Overall export performance has strengthened this argument. Thailand posted record first-quarter export growth this year, with year-on-year growth exceeding 20 per cent in the first half, against 12 per cent growth for the whole of last year — figures Suphajee cited as early validation of the strategy.

 

 

 

 

The Five Dimensions of Gold

Turning to the summit's central theme, Suphajee set out five distinct roles gold now plays in the Thai and global economies: a personal asset passed between generations; a strategic national reserve; a vehicle for global institutional investment; a risk management tool; and, increasingly, an industrial input for future technologies.

 

"We are relying on gold in a dimension that goes beyond a legacy asset — it is also a material for the future," she said, citing global data showing that gold demand tied to electronics and technology rose sharply last year, with total industrial demand climbing to over 300 tonnes and electronics-specific demand up some 84 per cent.

 

Overall global gold demand reached roughly 5,144 tonnes last year, she noted, up 2 per cent, while investment-related demand alone rose to around 2,204 tonnes, an increase of 83 per cent.

 

Gold's appeal as a reserve asset, she added, lies partly in its structural neutrality: unlike currency reserves, it carries no counterparty risk and no exposure to exchange rate volatility — a feature she said matters more as currency markets grow less predictable.

 

 

 

 

A Note of Caution

Suphajee closed her remarks with a warning to prospective investors.

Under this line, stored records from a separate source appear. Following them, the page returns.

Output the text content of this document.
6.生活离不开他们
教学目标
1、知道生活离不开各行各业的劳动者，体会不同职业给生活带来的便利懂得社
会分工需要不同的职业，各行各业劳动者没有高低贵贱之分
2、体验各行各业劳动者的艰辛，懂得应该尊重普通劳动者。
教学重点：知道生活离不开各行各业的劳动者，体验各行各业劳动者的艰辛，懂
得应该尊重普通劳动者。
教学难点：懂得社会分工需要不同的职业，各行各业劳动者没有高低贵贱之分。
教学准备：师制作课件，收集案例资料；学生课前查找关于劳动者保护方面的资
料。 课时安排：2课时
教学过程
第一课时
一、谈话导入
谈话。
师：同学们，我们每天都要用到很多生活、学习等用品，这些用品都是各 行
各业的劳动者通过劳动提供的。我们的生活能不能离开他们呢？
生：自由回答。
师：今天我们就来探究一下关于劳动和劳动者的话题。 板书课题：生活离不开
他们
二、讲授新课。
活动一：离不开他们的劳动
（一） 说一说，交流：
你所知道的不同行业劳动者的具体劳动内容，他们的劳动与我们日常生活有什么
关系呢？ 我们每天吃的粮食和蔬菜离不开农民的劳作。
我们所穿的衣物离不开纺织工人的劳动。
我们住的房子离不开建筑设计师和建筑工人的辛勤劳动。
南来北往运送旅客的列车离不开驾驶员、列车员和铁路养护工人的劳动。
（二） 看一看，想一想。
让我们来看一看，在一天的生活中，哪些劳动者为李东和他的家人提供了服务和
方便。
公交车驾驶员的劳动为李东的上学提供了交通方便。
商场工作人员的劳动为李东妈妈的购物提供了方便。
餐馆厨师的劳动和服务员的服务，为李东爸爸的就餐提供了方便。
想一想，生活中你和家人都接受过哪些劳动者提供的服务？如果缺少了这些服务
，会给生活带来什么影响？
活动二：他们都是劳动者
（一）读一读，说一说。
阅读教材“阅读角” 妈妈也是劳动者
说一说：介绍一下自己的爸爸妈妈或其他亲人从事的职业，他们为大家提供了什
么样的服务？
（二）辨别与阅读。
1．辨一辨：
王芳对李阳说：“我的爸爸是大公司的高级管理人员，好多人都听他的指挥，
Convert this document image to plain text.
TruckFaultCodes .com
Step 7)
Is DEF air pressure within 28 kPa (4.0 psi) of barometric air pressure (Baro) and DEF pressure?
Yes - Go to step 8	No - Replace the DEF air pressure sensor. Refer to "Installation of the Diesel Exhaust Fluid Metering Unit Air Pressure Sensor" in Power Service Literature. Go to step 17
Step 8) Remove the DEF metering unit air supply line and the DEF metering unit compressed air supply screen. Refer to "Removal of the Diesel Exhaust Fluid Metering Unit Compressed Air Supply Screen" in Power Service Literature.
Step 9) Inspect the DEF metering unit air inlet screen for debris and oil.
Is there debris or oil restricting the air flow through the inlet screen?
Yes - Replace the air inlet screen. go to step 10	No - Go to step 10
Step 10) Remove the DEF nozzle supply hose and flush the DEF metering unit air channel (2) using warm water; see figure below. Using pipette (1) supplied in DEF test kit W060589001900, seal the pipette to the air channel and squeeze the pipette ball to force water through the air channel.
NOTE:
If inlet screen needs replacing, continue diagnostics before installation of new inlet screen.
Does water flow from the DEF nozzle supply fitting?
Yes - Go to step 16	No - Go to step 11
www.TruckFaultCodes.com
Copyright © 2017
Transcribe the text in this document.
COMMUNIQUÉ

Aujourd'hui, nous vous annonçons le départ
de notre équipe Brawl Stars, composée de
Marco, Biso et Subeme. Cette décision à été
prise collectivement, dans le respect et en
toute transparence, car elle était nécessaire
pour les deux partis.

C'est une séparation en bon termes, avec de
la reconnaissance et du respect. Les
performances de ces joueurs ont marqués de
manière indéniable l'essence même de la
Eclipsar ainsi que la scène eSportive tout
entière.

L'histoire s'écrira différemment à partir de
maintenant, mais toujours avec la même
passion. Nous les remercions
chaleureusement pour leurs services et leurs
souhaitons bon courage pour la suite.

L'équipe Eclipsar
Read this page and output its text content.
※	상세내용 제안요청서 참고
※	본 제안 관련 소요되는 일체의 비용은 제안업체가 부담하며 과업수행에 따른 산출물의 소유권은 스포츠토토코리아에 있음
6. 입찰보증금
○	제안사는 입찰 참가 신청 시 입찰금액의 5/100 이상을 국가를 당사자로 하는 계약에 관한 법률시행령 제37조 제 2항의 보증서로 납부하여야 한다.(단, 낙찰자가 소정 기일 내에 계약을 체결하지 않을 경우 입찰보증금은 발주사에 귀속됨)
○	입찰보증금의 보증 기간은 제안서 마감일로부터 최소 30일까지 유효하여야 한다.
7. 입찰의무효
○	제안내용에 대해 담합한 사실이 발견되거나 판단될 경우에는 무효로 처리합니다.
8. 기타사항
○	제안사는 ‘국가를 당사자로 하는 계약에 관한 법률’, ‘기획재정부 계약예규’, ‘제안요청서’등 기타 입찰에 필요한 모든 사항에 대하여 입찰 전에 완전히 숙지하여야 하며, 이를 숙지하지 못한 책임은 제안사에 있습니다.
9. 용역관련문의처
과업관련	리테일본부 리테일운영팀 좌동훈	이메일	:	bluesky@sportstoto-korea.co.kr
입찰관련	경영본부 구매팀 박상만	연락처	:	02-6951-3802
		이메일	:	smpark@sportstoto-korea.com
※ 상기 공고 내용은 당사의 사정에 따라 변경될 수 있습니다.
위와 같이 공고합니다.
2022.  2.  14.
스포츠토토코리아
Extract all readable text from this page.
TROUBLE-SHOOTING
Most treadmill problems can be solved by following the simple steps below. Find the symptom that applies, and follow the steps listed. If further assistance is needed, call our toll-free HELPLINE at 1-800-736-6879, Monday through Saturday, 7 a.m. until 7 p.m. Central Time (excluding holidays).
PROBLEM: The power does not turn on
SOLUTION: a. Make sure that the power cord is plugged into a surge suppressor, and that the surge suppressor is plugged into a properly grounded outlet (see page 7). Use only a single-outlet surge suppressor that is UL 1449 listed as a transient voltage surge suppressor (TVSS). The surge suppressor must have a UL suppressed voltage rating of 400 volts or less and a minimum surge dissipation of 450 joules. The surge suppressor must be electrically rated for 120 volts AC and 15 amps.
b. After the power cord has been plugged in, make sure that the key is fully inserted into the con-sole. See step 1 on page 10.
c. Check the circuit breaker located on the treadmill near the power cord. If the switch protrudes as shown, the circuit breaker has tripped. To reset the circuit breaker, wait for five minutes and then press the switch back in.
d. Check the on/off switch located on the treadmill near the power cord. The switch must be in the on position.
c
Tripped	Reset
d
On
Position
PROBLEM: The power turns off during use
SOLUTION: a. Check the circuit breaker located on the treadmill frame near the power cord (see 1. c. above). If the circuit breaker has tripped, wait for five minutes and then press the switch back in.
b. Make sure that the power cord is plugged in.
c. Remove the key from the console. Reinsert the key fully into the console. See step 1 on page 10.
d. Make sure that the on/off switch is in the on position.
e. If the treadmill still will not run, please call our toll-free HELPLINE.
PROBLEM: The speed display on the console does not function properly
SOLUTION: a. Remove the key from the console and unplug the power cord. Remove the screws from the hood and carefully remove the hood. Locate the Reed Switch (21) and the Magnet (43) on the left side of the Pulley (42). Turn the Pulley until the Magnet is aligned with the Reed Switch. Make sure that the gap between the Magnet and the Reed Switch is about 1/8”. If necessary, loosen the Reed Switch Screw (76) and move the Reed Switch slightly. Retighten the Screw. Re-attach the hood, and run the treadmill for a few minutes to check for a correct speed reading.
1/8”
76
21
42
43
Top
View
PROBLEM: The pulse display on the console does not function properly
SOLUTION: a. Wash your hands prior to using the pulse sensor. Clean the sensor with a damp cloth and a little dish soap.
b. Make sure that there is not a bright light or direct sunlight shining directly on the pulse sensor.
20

Gold, she said, is not a one-way bet: "It carries its own volatility — it tends to gain value when the world grows more uncertain, but when stability returns and interest rates fall, gold falls too."

 

She urged attendees to invest only with a clear understanding of these dynamics, to work solely through licensed dealers and reputable financial institutions, and to treat any promise of above-market returns as an immediate red flag.

 

"If someone advertises returns far above the ordinary, be cautious — it is simply not realistic," she said.
 

 

Her closing message tied the summit's commercial theme back to her broader trade argument: in a world where "uncertainty has become the only certainty", Thailand's pitch — whether on rice, gold, or trade negotiations — rests on positioning itself as the reliable, neutral counterparty others can return to.